Radiation was the earliest known clastogen that caused direct DNA damage, following the classic breaks theory. DNA is frequently damaged and there are many DNA repair pathways that combat this, but repair does not always work perfectly resulting in mistakes (called a misrepair). A widely studied class of clastogens are alkylating agents which do not break DNA at all, but instead form DNA adducts, and these have often eluded the common theories for DNA breaks leading to misrepair. The final theory encompasses clastogens that do not interact with DNA but instead impair DNA synthesis proteins or DNA repair proteins causing damage to occur through loss of normal function of the protein.

Clastogen damage in certain areas of the chromosome can lead to instability, such as loss or damage to telomeres. Studies have shown that rat cells that were exposed to chemical clastogens express telomeric irregularities in function and can remain for several cell generations after treatment has been attempted.

== Detection ==
There are many different methods for testing for clastogenic activity. Two of the most common methods are listed below, but this is not a comprehensive guide.

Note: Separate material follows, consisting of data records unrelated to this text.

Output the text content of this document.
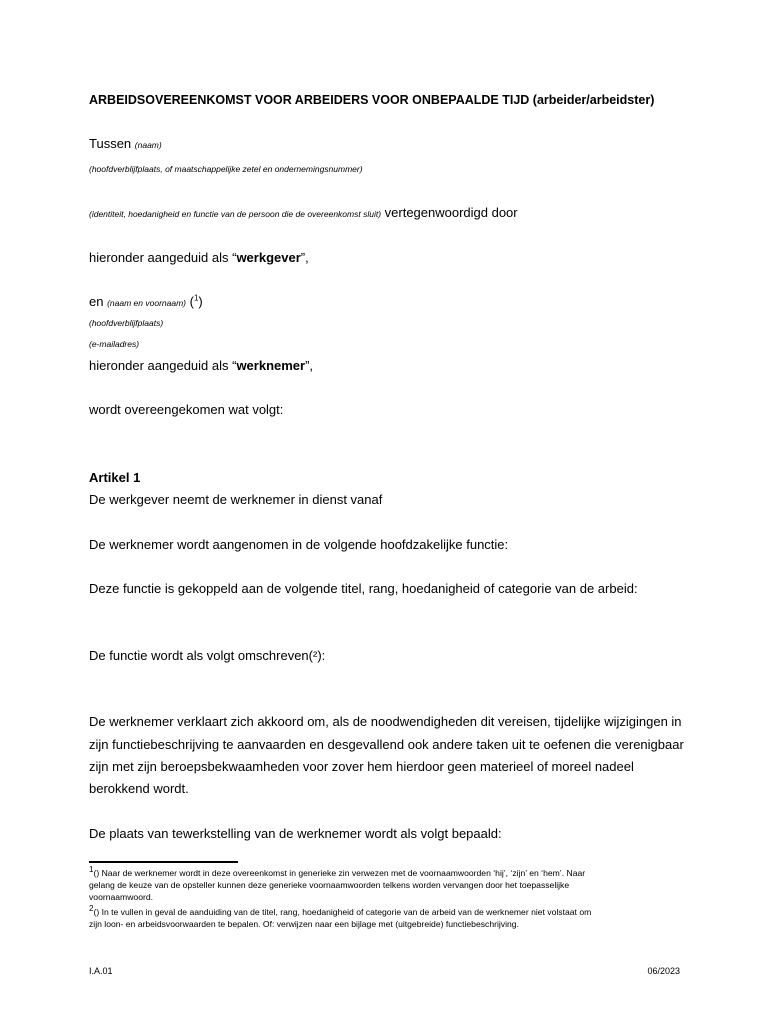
ARBEIDSOVEREENKOMST VOOR ARBEIDERS VOOR ONBEPAALDE TIJD (arbeider/arbeidster)
Tussen (naam)
(hoofdverblijfplaats, of maatschappelijke zetel en ondernemingsnummer)
(identiteit, hoedanigheid en functie van de persoon die de overeenkomst sluit) vertegenwoordigd door
hieronder aangeduid als “werkgever”,
en (naam en voornaam) ($^1$)
(hoofdverblijfplaats)
(e-mailadres)
hieronder aangeduid als “werknemer”,
wordt overeengekomen wat volgt:
Artikel 1
De werkgever neemt de werknemer in dienst vanaf
De werknemer wordt aangenomen in de volgende hoofdzakelijke functie:
Deze functie is gekoppeld aan de volgende titel, rang, hoedanigheid of categorie van de arbeid:
De functie wordt als volgt omschreven(²):
De werknemer verklaart zich akkoord om, als de noodwendigheden dit vereisen, tijdelijke wijzigingen in
zijn functiebeschrijving te aanvaarden en desgevallend ook andere taken uit te oefenen die verenigbaar
zijn met zijn beroepsbekwaamheden voor zover hem hierdoor geen materieel of moreel nadeel
berokkend wordt.
De plaats van tewerkstelling van de werknemer wordt als volgt bepaald:
$^1$() Naar de werknemer wordt in deze overeenkomst in generieke zin verwezen met de voornaamwoorden ‘hij’, ‘zijn’ en ‘hem’. Naar
gelang de keuze van de opsteller kunnen deze generieke voornaamwoorden telkens worden vervangen door het toepasselijke
voornaamwoord.
$^2$() In te vullen in geval de aanduiding van de titel, rang, hoedanigheid of categorie van de arbeid van de werknemer niet volstaat om
zijn loon- en arbeidsvoorwaarden te bepalen. Of: verwijzen naar een bijlage met (uitgebreide) functiebeschrijving.
I.A.01	06/2023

There have been studies done that work with the usage of the deletion (DEL) assay to screen for clastogens.

The micronucleus test is another type of assay that uses gut cells to observe clastogens, and there are a few different types. The micronucleus test on gut cells is useful because in the case of the bone marrow micronucleus test there is not much activity seen after there has been oral exposure therefore more activity is seen in the gut cells. In vitro micronucleus assay (IVMN) can screen for clastogen activity, this method is useful because it can pick up clastogen activity and be used to foresee chromosome aberration activity. The IVMN assay can pick up on fragments that were membrane bound to DNA that were split from nuclei throughout the process of cell division.

These assays are time-consuming so novel methods for monitoring clastogens and aneuploidogens are highly desirable. One example is the use of the monochromosomal hybrid cell for the detection of mis-segregating chromosomes.

== Telomeres ==
There is a possibility of clastogens affecting telomeres. There can be uncertainty with telomeres that occur short term during the first round of cell division in which there can be chromosomal damage by clastogens. Clastogens (which break chromosomes) contribute to telomeric instability because it leads to chromosome end loss or true telomere loss. Clastogens can bring on issues with telomeres and cause them to fail to function as intended, most often seen anomalies are seen to occur in human lymphocytes, cancer cell lines, and non-human established cell lines where there is telomere loss and copies of anomalies in the exposed cells, thus, the problems that arise in telomeres can be duplicated and seen in exposed cells.

In addition, studies have shown that rat cells that were exposed to chemical clastogens express telomeric irregularities in function and can remain for several cell generations after treatment has been attempted.

== Research ==
In terms of resistance, to the specific clastogen Zeocin, an amino acid residue known as XLF-L115D mutant is flawed in terms of being resistant thus the clastogen activity shows no amount of decreasing.

In plants and mice cells studies have found that purine receptor agonists adenosine, ATP, ADP, cyclohexyladenosine, phenylisopropyladenosine and dimethylaminopurine riboside can lower the amount of clastogen damage seen in chromosomes and reduce the amount of micronuclei affected brought on by ethyl methanesulfonate and cyclophosphamide. Some ligands more than others can stop or reduce the clastogen activity of ethyl methanesulfonate such as adenosine, ADP or DAP.

In a study where rats were treated with Brevetoxin B (PbTx2), there was a noticeable 2-3 fold growth in the amount of DNA seen in comet tails which tell us that Brevetoxin B shows in vivo clastogenic activity. This clastogen activity was seen after Brevetoxin B was injected by way of intratracheal administering in the rat.